It’s still Stranger doing the writing and being out. My EMDR therapist believes I won’t be able to stop being dominantly out until I resolve or come to peace with my relationship with my sister. That seems like an overwhelming task to me – a mountain just too high to climb; but there is no turning back so I’m trying to focus more of my time doing therapy. It’s so complex right now because she is sick and Dad is sick and our family friend who sometimes cares for Dad is also sick. There is so much current crisis that it is hard to focus on past trauma, yet past trauma gets in the way of helping with immediate crisis. I love my sister and have many cherished memories of times with her. I want to just focus on them. I fear losing them and losing future good relationship with her by pursuing healthy boundaries and accurate expectations now. My therapists are telling me I need to establish healthy expectations on my relationship with her so that I can put my energy on developing intimate relationships that can be reciprocated with other people in my life.
Right now I’m working on two collages in an effort to sort out what I can/want to hang on to and what I want to/need to let go of. Some things I”m flushing down a toilet and some things I’m nailing to the cross. Maybe I need to add a third one for things I want to/need to hand on to. Just thought of that – will have to ponder that a bit.
Anyway, that aside, the topic I thought I would focus on for the blog is what dissociation is like for us. The first time I dissociated was as an infant. In that case, I lifted out of my body and floated above my body watching what was being done to it. A red-headed boy (I’m guessing between 8-12 years of age) held onto my legs and beat my body against my parent’s bed. The next time I did the same thing – floated above and watched as two adults wrapped my infant body tightly in a sheet to pin my arms and legs down.
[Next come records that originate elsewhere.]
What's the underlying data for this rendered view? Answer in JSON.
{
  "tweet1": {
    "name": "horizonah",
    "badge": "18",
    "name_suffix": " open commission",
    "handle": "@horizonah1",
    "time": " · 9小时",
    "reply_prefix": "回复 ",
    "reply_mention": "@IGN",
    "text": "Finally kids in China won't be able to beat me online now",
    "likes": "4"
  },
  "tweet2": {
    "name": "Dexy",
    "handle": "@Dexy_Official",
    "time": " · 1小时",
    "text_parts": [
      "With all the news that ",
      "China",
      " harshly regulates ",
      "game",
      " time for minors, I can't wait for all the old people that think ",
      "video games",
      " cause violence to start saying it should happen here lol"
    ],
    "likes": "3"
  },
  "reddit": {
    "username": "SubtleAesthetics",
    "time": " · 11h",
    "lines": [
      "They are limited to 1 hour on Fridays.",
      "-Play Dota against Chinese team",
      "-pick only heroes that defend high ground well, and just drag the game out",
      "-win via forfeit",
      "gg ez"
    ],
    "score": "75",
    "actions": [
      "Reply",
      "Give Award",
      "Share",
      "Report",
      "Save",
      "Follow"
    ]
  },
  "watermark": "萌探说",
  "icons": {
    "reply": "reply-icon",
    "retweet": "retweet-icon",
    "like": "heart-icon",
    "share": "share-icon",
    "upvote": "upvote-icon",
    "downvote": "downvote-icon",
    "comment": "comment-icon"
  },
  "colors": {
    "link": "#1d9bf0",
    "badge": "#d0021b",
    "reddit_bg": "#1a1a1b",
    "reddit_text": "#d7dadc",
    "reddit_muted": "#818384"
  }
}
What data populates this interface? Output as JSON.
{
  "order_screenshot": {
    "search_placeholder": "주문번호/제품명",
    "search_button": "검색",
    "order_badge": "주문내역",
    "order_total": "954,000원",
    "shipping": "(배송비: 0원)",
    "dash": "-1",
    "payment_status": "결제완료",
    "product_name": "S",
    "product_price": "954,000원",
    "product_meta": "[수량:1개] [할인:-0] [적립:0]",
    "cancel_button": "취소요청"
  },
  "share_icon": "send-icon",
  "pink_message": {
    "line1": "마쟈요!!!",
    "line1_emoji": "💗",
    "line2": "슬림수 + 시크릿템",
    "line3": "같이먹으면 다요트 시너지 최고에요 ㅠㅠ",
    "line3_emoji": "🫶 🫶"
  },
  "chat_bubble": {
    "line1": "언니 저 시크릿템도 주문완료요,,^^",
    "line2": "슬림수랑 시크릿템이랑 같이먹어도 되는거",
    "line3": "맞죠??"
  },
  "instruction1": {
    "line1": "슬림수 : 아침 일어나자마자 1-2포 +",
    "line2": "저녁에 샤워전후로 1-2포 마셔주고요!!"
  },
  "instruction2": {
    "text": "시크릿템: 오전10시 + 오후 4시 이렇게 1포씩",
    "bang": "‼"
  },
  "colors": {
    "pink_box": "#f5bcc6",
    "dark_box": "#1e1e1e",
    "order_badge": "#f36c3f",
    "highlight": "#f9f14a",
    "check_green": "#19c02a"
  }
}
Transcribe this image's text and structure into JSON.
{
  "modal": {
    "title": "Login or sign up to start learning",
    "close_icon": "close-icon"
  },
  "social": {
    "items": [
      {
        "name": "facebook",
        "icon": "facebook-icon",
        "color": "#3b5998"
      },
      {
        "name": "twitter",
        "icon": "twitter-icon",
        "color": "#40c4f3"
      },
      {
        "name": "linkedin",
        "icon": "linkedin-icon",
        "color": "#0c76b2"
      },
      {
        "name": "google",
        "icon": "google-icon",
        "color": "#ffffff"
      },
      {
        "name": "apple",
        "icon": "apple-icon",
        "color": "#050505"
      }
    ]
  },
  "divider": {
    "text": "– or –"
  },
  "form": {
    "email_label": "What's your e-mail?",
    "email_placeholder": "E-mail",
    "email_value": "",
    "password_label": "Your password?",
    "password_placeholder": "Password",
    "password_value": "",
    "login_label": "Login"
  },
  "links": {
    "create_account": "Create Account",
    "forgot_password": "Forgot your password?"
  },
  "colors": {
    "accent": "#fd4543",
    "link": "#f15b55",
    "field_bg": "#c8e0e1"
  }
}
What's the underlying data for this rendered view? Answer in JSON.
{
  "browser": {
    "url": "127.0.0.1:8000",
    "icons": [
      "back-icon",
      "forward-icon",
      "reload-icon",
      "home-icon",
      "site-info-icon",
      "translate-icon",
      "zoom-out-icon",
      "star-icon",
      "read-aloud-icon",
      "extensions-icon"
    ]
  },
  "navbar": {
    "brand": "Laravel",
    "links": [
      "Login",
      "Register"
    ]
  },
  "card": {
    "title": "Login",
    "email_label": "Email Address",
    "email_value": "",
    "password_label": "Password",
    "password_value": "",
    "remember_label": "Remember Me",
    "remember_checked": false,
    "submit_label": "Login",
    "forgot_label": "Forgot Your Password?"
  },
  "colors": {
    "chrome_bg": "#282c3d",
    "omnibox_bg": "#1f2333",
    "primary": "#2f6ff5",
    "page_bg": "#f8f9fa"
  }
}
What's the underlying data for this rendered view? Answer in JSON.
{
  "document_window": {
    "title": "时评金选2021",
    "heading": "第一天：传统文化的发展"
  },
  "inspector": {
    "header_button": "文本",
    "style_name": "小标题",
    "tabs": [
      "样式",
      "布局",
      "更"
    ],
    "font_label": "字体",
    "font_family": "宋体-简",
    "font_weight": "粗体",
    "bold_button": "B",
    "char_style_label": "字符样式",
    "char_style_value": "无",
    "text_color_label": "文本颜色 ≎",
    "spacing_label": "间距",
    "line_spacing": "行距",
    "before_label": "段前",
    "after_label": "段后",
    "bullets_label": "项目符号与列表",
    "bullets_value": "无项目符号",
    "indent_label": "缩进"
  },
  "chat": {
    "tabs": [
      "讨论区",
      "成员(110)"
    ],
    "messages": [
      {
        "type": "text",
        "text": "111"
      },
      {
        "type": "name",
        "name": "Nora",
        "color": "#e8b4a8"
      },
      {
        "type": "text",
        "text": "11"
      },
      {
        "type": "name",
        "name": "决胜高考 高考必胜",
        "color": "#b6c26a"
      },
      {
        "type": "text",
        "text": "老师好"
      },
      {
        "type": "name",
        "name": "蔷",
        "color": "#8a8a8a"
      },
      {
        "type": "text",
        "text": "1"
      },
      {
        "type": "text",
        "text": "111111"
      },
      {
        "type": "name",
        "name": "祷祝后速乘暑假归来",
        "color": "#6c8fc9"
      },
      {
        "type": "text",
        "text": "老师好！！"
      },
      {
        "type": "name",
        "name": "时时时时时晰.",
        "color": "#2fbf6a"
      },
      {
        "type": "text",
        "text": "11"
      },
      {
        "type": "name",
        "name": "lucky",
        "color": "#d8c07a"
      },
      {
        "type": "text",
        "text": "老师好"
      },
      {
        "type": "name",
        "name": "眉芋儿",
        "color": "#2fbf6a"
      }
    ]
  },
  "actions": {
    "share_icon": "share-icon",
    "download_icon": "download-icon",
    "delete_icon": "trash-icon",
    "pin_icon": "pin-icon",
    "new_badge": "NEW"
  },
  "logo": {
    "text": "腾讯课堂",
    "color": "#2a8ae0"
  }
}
I had been refusing to eat because I believed my parents had abandoned me (they hadn’t but I didn’t know that), so these people were pinning me down on the bed flat on my back and one held me down while the other tried to force food into me. Of course I was terrified and wanted to cry out but whenever I let my lips part to cry they shoved food into my mouth which promptly went into my lungs because I was inhaling in attempts to breath and cry.
Later, when my older brother came into my room during the night, I sank through the wall. There were cracks in the wall and I imagined they were animals I could hide behind. When I got to be a teenager I had rooms inside my mind I could escape to whenever I wanted to flee from whatever was happening on the outside. My internal world grew and developed as time went on and I was living in perpetual crisis. I had separate dwellings for different groupings of personalities.
Maybe I will write more on this topic later. I’m fatigued right now, just remembering and dealing with the pressures of today’s living situations.